Tax-exempt muni bond yields are hitting historic lows relative to US Treasuries. In the short term, this reflects supply and demand dynamics that may reverse once state & local governments start issuing more debt. But there are longer term factors – the prospect of higher tax rates and the ‘put’ precedent set by the Fed’s MLF last year – that may cause sub-Treasury rates to be persistent.


This has implications for the WIFIA Loan Program. The Program’s borrowers are almost universally highly rated public water systems that can issue tax-exempt bonds. WIFIA offers US Treasury rates flat, which in almost all other situations is a real benefit – but not in this one. A typical 40-year (5-year construction and 35-year term) WIFIA loan to a Aa3/AA- borrower priced today will only deliver about 2%-3% PV benefit compared to just issuing bond – and all of that net benefit comes the value of the rate-lock during construction and deferral. A quick look at the yield curve shows why:

The Aa3/AA- muni curve is lower that UST until about year 35, when the extrapolated muni rates are above flat-forward UST rates.

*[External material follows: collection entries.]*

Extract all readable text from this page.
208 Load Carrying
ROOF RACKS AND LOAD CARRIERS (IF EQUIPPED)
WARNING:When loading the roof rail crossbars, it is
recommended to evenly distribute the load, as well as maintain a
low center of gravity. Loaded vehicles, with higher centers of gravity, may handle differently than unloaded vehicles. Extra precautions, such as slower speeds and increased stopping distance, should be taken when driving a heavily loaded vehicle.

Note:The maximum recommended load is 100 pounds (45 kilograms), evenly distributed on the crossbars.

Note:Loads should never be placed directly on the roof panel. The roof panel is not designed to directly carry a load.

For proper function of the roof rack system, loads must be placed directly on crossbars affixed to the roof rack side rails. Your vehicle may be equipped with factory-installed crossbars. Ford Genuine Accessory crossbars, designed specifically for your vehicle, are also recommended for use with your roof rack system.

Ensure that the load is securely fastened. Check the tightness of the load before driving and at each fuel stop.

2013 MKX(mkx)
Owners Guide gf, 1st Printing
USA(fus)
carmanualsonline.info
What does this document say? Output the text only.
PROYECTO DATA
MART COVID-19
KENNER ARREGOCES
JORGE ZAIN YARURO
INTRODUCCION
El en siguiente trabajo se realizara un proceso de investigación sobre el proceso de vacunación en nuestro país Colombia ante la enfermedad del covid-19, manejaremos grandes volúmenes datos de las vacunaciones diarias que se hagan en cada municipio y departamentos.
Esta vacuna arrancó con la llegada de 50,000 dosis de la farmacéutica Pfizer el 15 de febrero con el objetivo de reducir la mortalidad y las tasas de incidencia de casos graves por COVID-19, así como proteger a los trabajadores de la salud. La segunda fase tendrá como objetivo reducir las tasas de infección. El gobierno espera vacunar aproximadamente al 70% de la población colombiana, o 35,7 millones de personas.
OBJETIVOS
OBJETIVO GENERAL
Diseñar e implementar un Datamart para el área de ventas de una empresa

Note that an extrapolation is just that when to comes to markets – a informed guess, in effect. But it’s well known that muni liquidity drops quickly outside the 30-year quoted market (for good reasons too, given the retail nature of the investor base and the uncertainty of tax benefits) whereas UST is actually flat forward past year 30, by convention but also in the actuality of UST SLG rates.

A WIFIA loan with a 60-year (5-years construction, 55-year term) final maturity would capture a lot more of the value of a UST flat forward rate relative to escalating extrapolated muni yields. Changing the post-construction term from 35 years to 55 years (see chart at the top) increases the PV benefit of a typical WIFIA loan in current market conditions, from the 2%-3% noted above to over 9% of project cost. The FCRA numbers from WIFIA’s perspective of course also increase – but not by very much and the ‘bang for the federal buck’ (benefit per dollar of appropriation) about triples. All in the right direction too, in terms of a real-world policy outcome of encouraging long-lived infrastructure planning and construction.

A 60-year financing isn’t for every project, of course – a lot of machinery-intensive facilities will have useful lives well within that. But many water infrastructure assets have very long useful lives – stormwater canals, pipe systems, reservoir-related etc. The whole project doesn’t need to have a 60-year useful life – the financing will inevitably be amortizing. The WIFIA loan amortizes over the back end of the financing, so as long as about 50% of project capex has useful lives of between about 40 and 60 years, the maximum benefit can be utilized. And the 60-year term is just the maximum – can always be less.

It seems a straightforward case to let WIFIA loan offer as much of an intrinsic federal strength (the UST flat forward) as possible under any market conditions. In current conditions, the case looks compelling. Why not?